J Agric Food Chem. 2003 Jul 16;51(15):4185-90. doi: 10.1021/jf0260646.
A method using solid phase microextraction (SPME) combined with gas chromatography/mass spectrometry (GC/MS) was developed and used to determine the oxidation of freeze-dried chicken myofibrils spiked with methyl linoleate. Freeze-dried chicken myofibrils were found to act as a significant reservoir for hexanal. Recovery of hexanal emissions from the headspace above spiked myofibrils was 95% using a 5 min sampling time, with a total analysis time of approximately 12 min/sample. The SPME-GC/MS working linear response was from 0.01 to 10 mg hexanal/L (r( 2) = 0.995). Freeze-dried chicken myofibrils with added methyl linoleate (0.6 mmol/g of protein) were stored at 50 degrees C at water activities of 0.30 and 0.75 for 0, 12, 27, and 50 h. Lipid oxidation was determined using SPME-GC/MS to measure headspace hexanal concentration, the thiobarbituric acid reactive substances assay (TBARS) to quantify malonaldehyde, and a conjugated diene assay. Lipid oxidation was influenced by storage time and water activity. A strong correlation (r = 0.938) existed between SPME-GC/MS and TBARS. The use of SPME-GC/MS was a sensitive and rapid method for detecting hexanal as an indicator of lipid oxidation in chicken myofibrils.

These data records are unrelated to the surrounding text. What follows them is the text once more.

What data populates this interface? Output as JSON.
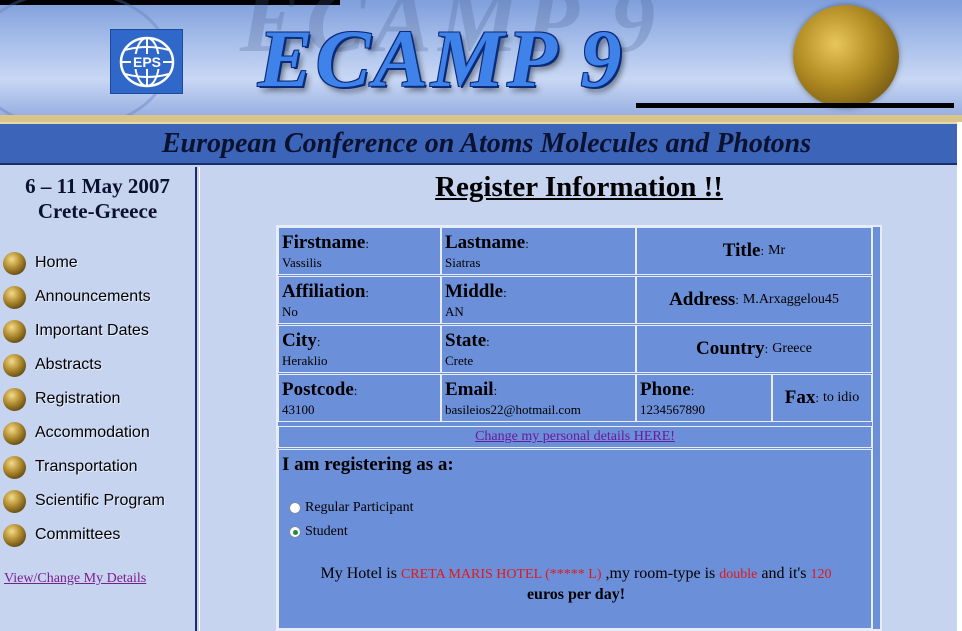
{
  "banner": {
    "logo_text": "EPS",
    "title": "ECAMP 9",
    "subtitle": "European Conference on Atoms Molecules and Photons"
  },
  "sidebar": {
    "dates": "6 – 11 May 2007",
    "location": "Crete-Greece",
    "items": [
      {
        "label": "Home"
      },
      {
        "label": "Announcements"
      },
      {
        "label": "Important Dates"
      },
      {
        "label": "Abstracts"
      },
      {
        "label": "Registration"
      },
      {
        "label": "Accommodation"
      },
      {
        "label": "Transportation"
      },
      {
        "label": "Scientific Program"
      },
      {
        "label": "Committees"
      }
    ],
    "my_details_link": "View/Change My Details"
  },
  "main": {
    "heading": "Register Information !!",
    "fields": {
      "firstname": {
        "label": "Firstname",
        "value": "Vassilis"
      },
      "lastname": {
        "label": "Lastname",
        "value": "Siatras"
      },
      "title": {
        "label": "Title",
        "value": "Mr"
      },
      "affiliation": {
        "label": "Affiliation",
        "value": "No"
      },
      "middle": {
        "label": "Middle",
        "value": "AN"
      },
      "address": {
        "label": "Address",
        "value": "M.Arxaggelou45"
      },
      "city": {
        "label": "City",
        "value": "Heraklio"
      },
      "state": {
        "label": "State",
        "value": "Crete"
      },
      "country": {
        "label": "Country",
        "value": "Greece"
      },
      "postcode": {
        "label": "Postcode",
        "value": "43100"
      },
      "email": {
        "label": "Email",
        "value": "basileios22@hotmail.com"
      },
      "phone": {
        "label": "Phone",
        "value": "1234567890"
      },
      "fax": {
        "label": "Fax",
        "value": "to idio"
      }
    },
    "colon": ":",
    "change_link": "Change my personal details HERE!",
    "registering_label": "I am registering as a:",
    "options": [
      {
        "label": "Regular Participant",
        "selected": false
      },
      {
        "label": "Student",
        "selected": true
      }
    ],
    "hotel": {
      "prefix": "My Hotel is",
      "name": "CRETA MARIS HOTEL (***** L)",
      "room_prefix": ",my room-type is",
      "room_type": "double",
      "price_prefix": "and it's",
      "price": "120",
      "suffix": "euros per day!"
    }
  },
  "colors": {
    "panel": "#6b8fd8",
    "page": "#c6d4f0",
    "subtitle_bar": "#3c64b8",
    "highlight_red": "#e01818",
    "link_purple": "#7a1f8c"
  }
}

开发了一种使用固相微萃取(SPME)结合气相色谱/质谱(GC/MS)的方法,并用于测定添加亚油酸甲酯的冻干鸡肉肌原纤维的氧化情况。发现冻干鸡肉肌原纤维是己醛的重要储存库。使用5分钟采样时间,从添加肌原纤维上方顶空中回收己醛排放物的回收率为95%,每个样品的总分析时间约为12分钟。SPME-GC/MS的工作线性响应为0.01至10 mg己醛/升(r(2)=0.995)。添加亚油酸甲酯(0.6 mmol/g蛋白质)的冻干鸡肉肌原纤维在50℃、水分活度为0.30和0.75的条件下储存0、12、27和50小时。使用SPME-GC/MS测量顶空己醛浓度、硫代巴比妥酸反应物质测定法(TBARS)定量丙二醛以及共轭二烯测定法来测定脂质氧化。脂质氧化受储存时间和水分活度的影响。SPME-GC/MS与TBARS之间存在很强的相关性(r = 0.938)。使用SPME-GC/MS是检测己醛作为鸡肉肌原纤维脂质氧化指标的灵敏且快速的方法。